Intensional Computation


Speaker: Barry Jay

Affiliation: QCIS, School of Software, University of Technology Sydney

Time: Monday 13/08/2012 from 14:00 to 15:00

Venue: Access Grid UWS. Presented from Penrith (Y239), accessible from Parramatta (EB.1.32) and Campbelltown (26.1.50).

Abstract:

Intensional computation is concerned with the ability to query internal structure. Most commonly, the structure is a database, and the goal is select or update the data in the structure. However, it is common to represent functions, such as computer programs, by a structure, and to query this structure, as when looking for computer viruses, or compiling a program.

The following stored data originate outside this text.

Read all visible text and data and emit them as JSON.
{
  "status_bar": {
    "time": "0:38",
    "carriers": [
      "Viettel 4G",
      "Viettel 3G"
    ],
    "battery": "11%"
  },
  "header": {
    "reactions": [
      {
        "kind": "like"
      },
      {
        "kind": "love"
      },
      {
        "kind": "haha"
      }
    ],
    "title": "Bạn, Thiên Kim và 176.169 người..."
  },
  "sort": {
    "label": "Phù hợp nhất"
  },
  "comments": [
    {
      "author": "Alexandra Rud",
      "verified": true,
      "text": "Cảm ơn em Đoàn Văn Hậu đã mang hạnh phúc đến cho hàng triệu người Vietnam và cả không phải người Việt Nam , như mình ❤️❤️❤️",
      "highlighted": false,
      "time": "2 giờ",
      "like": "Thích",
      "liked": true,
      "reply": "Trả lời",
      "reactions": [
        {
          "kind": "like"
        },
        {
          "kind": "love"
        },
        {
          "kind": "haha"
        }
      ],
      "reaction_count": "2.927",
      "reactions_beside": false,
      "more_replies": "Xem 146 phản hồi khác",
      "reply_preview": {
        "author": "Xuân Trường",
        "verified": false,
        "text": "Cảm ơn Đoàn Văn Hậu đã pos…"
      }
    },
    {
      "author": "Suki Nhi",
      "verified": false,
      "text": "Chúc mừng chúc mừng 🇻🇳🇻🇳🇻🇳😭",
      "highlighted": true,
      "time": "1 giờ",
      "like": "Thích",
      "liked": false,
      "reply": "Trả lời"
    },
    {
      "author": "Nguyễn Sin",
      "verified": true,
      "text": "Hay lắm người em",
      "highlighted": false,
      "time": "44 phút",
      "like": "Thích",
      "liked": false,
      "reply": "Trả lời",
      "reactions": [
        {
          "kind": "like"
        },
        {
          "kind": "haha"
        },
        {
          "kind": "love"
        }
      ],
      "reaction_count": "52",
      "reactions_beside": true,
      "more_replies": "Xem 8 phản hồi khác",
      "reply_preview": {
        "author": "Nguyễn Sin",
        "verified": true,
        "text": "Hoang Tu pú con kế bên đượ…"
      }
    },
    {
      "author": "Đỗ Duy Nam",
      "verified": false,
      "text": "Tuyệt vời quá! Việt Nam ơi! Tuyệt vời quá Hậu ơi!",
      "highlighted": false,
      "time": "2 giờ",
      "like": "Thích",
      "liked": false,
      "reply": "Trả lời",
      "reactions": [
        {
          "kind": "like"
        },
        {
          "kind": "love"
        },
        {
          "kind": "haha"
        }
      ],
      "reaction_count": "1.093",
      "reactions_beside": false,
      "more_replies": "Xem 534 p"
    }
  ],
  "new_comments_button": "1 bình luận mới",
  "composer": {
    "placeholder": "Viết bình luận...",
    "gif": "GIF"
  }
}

Till now, queries have received little attention within the foundations of computing. Classical theorems reduce all computation to extensional computation, as represented by, say, lambda calculus or combinators built from extensional operators (usually, S, K and I). However, there are intensional operators, able to support generic queries, that cannot be defined in terms of extensional operators.

This talk will introduce the factorisation operator, and use it to define generic queries for selecting and updating, as pattern-matching functions. If there is time, a self-interpreter will be defined, and shown to have a statically defined type taken from System F.

Biography: Associate Professor Barry Jay is a member of the School of Software and the Centre for Quantum Computing and Intelligent Systems at the University of Technology, Sydney. He obtained his BSc (Hons, pure mathematics) from the University of Sydney (1980) and his PhD (mathematics) from McGill University, Montreal (1984). He learned about computing as a senior research fellow at the Laboratory for the Foundations of Computer Science in Edinburgh before moving to UTS in 1993. His current research develops the pattern calculus and its implications for programming in his language bondi, as set out in his recent Springer monograph 'Pattern Calculus: Computing with Functions and Structures'.